PRECISION

Explainable graph convolutional networks for innovation in precision oncology and drug resistance in cancer

The PRECISION project represents a significant advancement in research on triple-negative breast cancer (TNBC), a particularly aggressive subtype known for its challenging prognosis and limited treatment options. The project aims to integrate precision medicine with cutting-edge Artificial Intelligence (AI) methodologies to improve diagnosis and personalized treatment.

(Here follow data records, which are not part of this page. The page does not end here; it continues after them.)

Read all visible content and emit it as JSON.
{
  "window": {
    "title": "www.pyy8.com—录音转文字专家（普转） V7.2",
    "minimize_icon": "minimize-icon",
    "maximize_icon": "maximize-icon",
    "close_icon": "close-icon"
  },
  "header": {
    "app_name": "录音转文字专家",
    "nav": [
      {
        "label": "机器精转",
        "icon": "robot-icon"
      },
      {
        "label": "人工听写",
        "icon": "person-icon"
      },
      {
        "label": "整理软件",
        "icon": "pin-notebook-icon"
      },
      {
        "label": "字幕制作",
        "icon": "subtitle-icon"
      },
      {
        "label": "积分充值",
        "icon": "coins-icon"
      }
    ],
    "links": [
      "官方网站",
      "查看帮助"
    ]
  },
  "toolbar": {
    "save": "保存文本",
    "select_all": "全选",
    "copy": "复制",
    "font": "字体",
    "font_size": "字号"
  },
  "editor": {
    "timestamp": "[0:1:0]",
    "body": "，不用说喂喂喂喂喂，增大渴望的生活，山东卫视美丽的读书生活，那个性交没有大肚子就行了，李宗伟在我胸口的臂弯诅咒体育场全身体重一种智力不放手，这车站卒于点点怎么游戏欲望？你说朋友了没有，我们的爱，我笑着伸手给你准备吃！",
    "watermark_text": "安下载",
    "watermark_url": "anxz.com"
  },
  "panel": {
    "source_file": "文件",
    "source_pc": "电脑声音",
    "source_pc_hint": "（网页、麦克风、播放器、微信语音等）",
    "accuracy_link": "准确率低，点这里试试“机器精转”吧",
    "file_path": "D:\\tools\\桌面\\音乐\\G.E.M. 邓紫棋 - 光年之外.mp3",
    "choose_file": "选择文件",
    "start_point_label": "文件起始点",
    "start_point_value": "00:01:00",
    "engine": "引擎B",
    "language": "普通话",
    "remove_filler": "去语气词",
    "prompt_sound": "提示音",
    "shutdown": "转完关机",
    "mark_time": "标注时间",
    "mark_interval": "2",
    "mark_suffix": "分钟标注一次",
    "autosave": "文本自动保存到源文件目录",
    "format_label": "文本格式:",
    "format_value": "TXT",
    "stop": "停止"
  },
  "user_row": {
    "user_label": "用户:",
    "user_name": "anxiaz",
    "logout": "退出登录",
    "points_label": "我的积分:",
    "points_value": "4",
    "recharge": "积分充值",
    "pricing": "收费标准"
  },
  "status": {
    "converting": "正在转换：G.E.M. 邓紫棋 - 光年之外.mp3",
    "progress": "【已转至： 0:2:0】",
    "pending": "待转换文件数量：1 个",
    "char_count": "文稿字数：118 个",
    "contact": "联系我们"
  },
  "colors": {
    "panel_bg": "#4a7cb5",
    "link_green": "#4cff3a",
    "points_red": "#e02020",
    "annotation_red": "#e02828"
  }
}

The project focuses on developing and applying various AI methods, Graph Convolutional Networks (GNN)—specifically Kolmogorov-Arnold Graph Networks (KAGNN)—and Explainable AI (XAI). These tools allow for the modeling and interpretation of complex biological interactions at the genomic level, transforming “black box” models into transparent systems that build trust among clinicians.

Main Objectives

  • Objective 1: Integrating prior knowledge for explainable novel insights. Focuses on integrating biological components using KAGNN and XAI to identify novel therapeutic targets and drug repurposing opportunities for TNBC.
  • Objective 2: Enhancing synergy between medical expertise and AI. approach to foster continual bidirectional human-machine interaction, ensuring clinical insights are integral to model development.
  • Objective 3: Computational mapping of tumor microenvironment interactions. Explores cellular heterogeneity and diversity within tumors using both bulk and single-cell sequencing technologies to enhance targeted therapy development.
  • Objective 4: Mining patterns of drug resistance mechanisms. Identifies graphical patterns associated with resistance by integrating transcriptomic and drug resistance data (DRMref) with machine learning models.
  • Objective 5: Bridging Theory and Practice. Aims to transition from abstract Kolmogorov-Arnold theoretical representations to practical applications by exploiting the structural advantages of GNNs.

Project Details

   
Full Title Explainable graph convolutional networks for innovation in precision oncology and drug resistance in cancer (PRECISION)
Identifier PID2024-162441OA-I00
Total Funding 118,500 €
Funding Agency Ministerio de Ciencia, Innovación y Universidades. Agencia Estatal de Investigación. EDRF/EU
Programme Programa Estatal para la Investigación y el Desarrollo Experimental
Subrogramme Subprograma Estatal de Generación de Conocimiento Científico-Técnico y Desarrollo Experimental
Duration 01/09/2025 - 31/08/2028

Research Team

The project is led by The Machine Learning Laboratory in Life Sciences Lab. The multidisciplinary team comprises computer scientists, bioinformaticians, biologists, and clinical oncologists. Notable collaborators include experts from the Breast Unit at Hospital Universitario Lucus Augusti (HULA) and the University of Cambridge.


Grant PID2024-162441OA-I00 funded by MICIU/AEI/ 10.13039/501100011033 and by “ERDF/EU”.